Iodine deficiency is the world’s most prevalent, yet easily preventable, cause of brain damage. Iodine deficiency disorders (IDD), represent a serious threat to children’s mental health and often their very survival. Severe iodine deficiency may reduce a child’s IQ by 10-15 points, resulting in poorer school performance and worse economic prospects later in life. Iodine deficiency can impair the social and economic wellbeing of entire communities.
Universal salt iodization – the practice of adding iodine to salt – is a safe and scalable nutrition intervention, and the most cost effective way to tackle iodine deficiency disorders.

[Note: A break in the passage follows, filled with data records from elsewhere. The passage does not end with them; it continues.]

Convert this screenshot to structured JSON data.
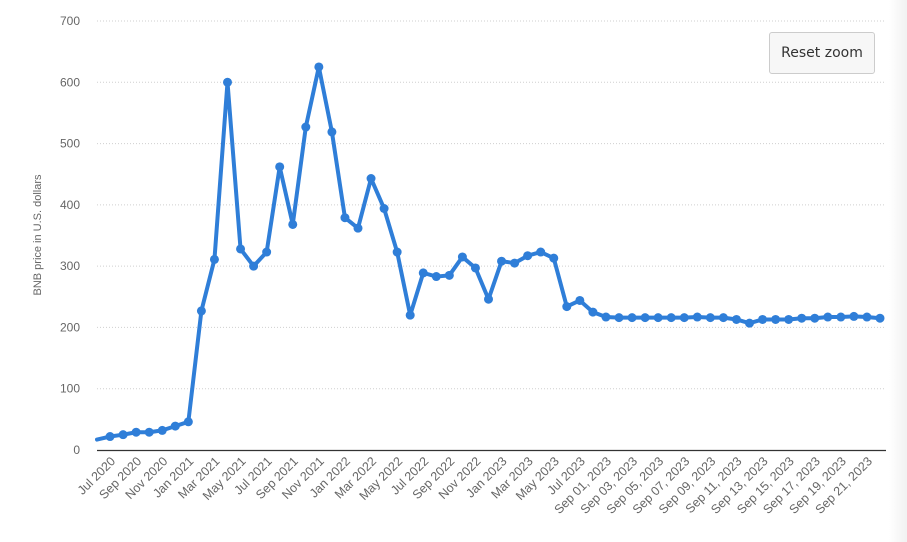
{
  "reset_zoom_label": "Reset zoom",
  "chart_data": {
    "type": "line",
    "ylabel": "BNB price in U.S. dollars",
    "xlabel": "",
    "ylim": [
      0,
      700
    ],
    "yticks": [
      0,
      100,
      200,
      300,
      400,
      500,
      600,
      700
    ],
    "grid": "horizontal dotted",
    "color": "#2f7ed8",
    "categories": [
      "Jun 2020",
      "Jul 2020",
      "Aug 2020",
      "Sep 2020",
      "Oct 2020",
      "Nov 2020",
      "Dec 2020",
      "Jan 2021",
      "Feb 2021",
      "Mar 2021",
      "Apr 2021",
      "May 2021",
      "Jun 2021",
      "Jul 2021",
      "Aug 2021",
      "Sep 2021",
      "Oct 2021",
      "Nov 2021",
      "Dec 2021",
      "Jan 2022",
      "Feb 2022",
      "Mar 2022",
      "Apr 2022",
      "May 2022",
      "Jun 2022",
      "Jul 2022",
      "Aug 2022",
      "Sep 2022",
      "Oct 2022",
      "Nov 2022",
      "Dec 2022",
      "Jan 2023",
      "Feb 2023",
      "Mar 2023",
      "Apr 2023",
      "May 2023",
      "Jun 2023",
      "Jul 2023",
      "Aug 2023",
      "Sep 01, 2023",
      "Sep 02, 2023",
      "Sep 03, 2023",
      "Sep 04, 2023",
      "Sep 05, 2023",
      "Sep 06, 2023",
      "Sep 07, 2023",
      "Sep 08, 2023",
      "Sep 09, 2023",
      "Sep 10, 2023",
      "Sep 11, 2023",
      "Sep 12, 2023",
      "Sep 13, 2023",
      "Sep 14, 2023",
      "Sep 15, 2023",
      "Sep 16, 2023",
      "Sep 17, 2023",
      "Sep 18, 2023",
      "Sep 19, 2023",
      "Sep 20, 2023",
      "Sep 21, 2023",
      "Sep 22, 2023"
    ],
    "tick_labels": [
      "Jul 2020",
      "Sep 2020",
      "Nov 2020",
      "Jan 2021",
      "Mar 2021",
      "May 2021",
      "Jul 2021",
      "Sep 2021",
      "Nov 2021",
      "Jan 2022",
      "Mar 2022",
      "May 2022",
      "Jul 2022",
      "Sep 2022",
      "Nov 2022",
      "Jan 2023",
      "Mar 2023",
      "May 2023",
      "Jul 2023",
      "Sep 01, 2023",
      "Sep 03, 2023",
      "Sep 05, 2023",
      "Sep 07, 2023",
      "Sep 09, 2023",
      "Sep 11, 2023",
      "Sep 13, 2023",
      "Sep 15, 2023",
      "Sep 17, 2023",
      "Sep 19, 2023",
      "Sep 21, 2023"
    ],
    "values": [
      17,
      22,
      25,
      29,
      29,
      32,
      39,
      46,
      227,
      311,
      600,
      328,
      300,
      323,
      462,
      368,
      527,
      625,
      519,
      379,
      362,
      443,
      394,
      323,
      220,
      289,
      283,
      285,
      315,
      297,
      246,
      308,
      305,
      317,
      323,
      313,
      234,
      244,
      225,
      217,
      216,
      216,
      216,
      216,
      216,
      216,
      217,
      216,
      216,
      213,
      207,
      213,
      213,
      213,
      215,
      215,
      217,
      217,
      218,
      217,
      215
    ]
  }
}
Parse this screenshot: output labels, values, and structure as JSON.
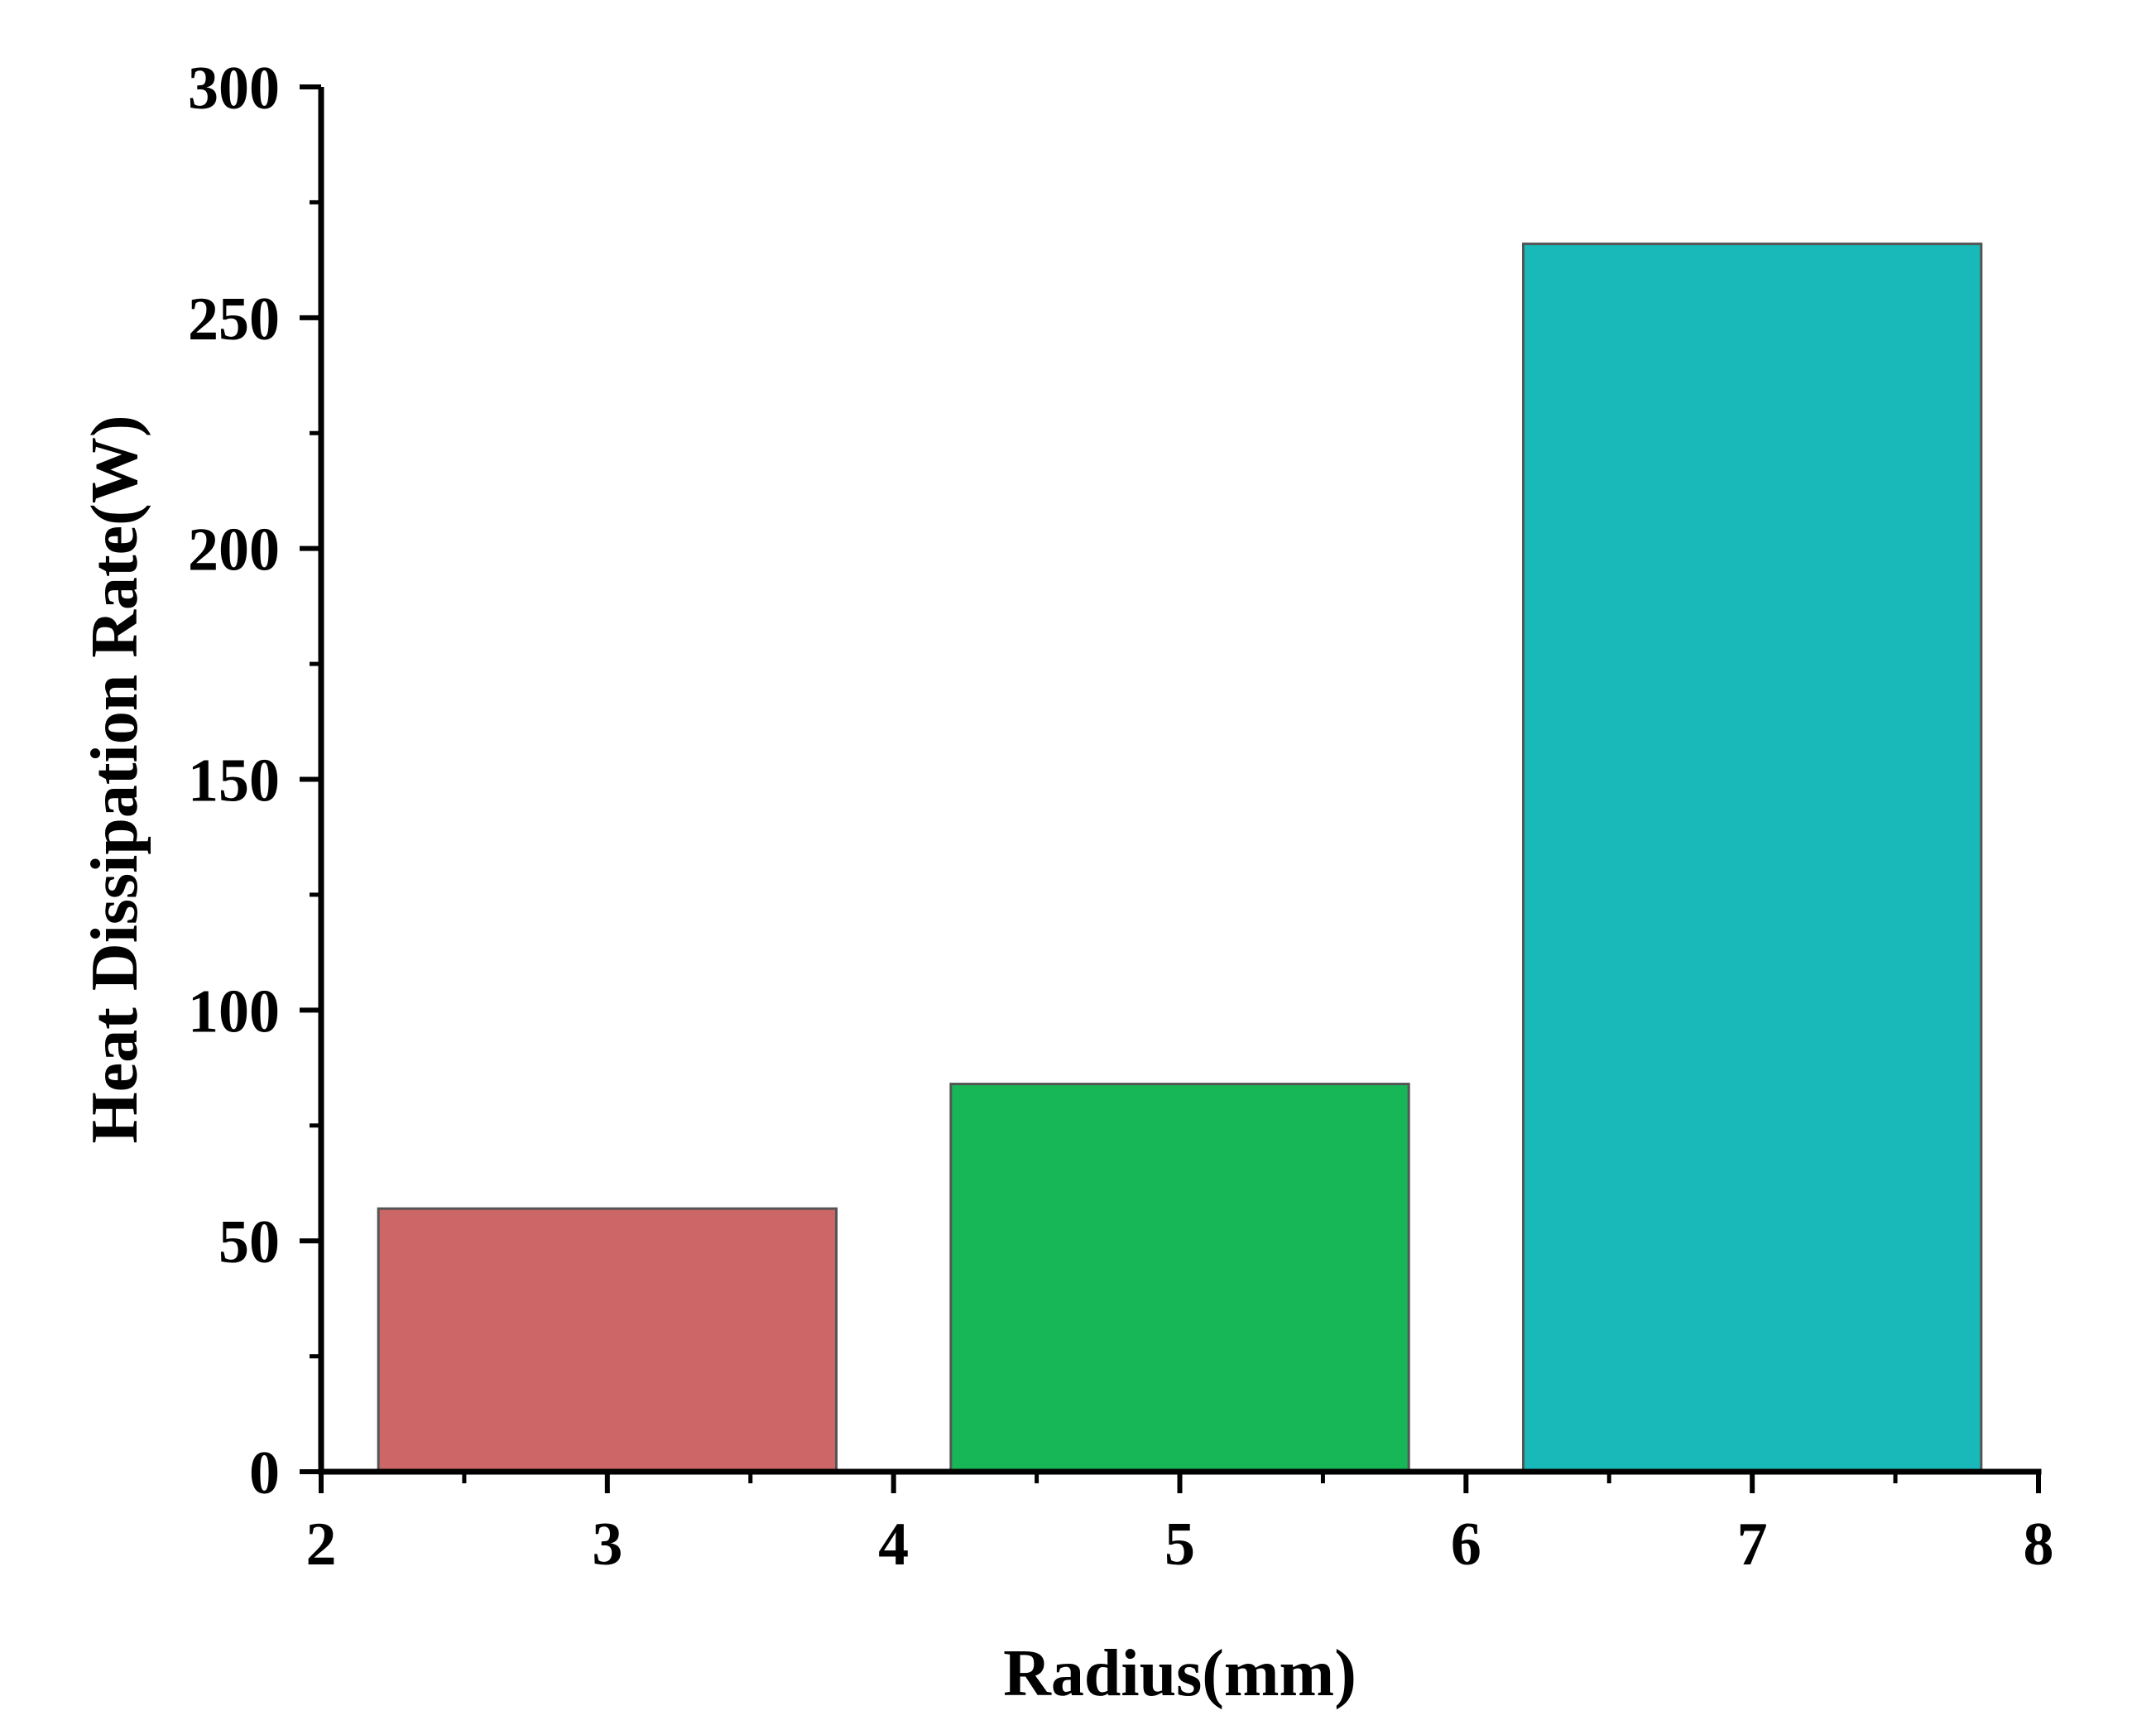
{
  "chart_data": {
    "type": "bar",
    "xlabel": "Radius(mm)",
    "ylabel": "Heat Dissipation Rate(W)",
    "xlim": [
      2,
      8
    ],
    "ylim": [
      0,
      300
    ],
    "x_ticks": [
      2,
      3,
      4,
      5,
      6,
      7,
      8
    ],
    "y_ticks": [
      0,
      50,
      100,
      150,
      200,
      250,
      300
    ],
    "bar_width": 1.6,
    "grid": false,
    "bars": [
      {
        "x": 3,
        "value": 57,
        "color": "#cd6666"
      },
      {
        "x": 5,
        "value": 84,
        "color": "#17b757"
      },
      {
        "x": 7,
        "value": 266,
        "color": "#19b9b9"
      }
    ],
    "bar_edge_color": "#555555",
    "axis_color": "#000000"
  }
}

Today we are on the verge of eliminating iodine deficiency disorders – an achievement that will be hailed as a major public health triumph that ranks with getting rid of smallpox and poliomyelitis. The global progress in iodine deficiency reduction over the last two decades has been significant: While there were 113 iodine deficient countries in 1993, this number has fallen to just 19 in 2017.
To celebrate success and explore future opportunities, GAIN together with the World Health Organization (WHO), the Iodine Global Network (IGN), the Swiss Federal Institute of Technology (ETH) and Effective Altruism Geneva organized the event ‘Towards the Elimination of Iodine Deficiency by 2020’ on Tuesday, 23 May 2017, on the side lines of the World Health Assembly in Geneva, Switzerland.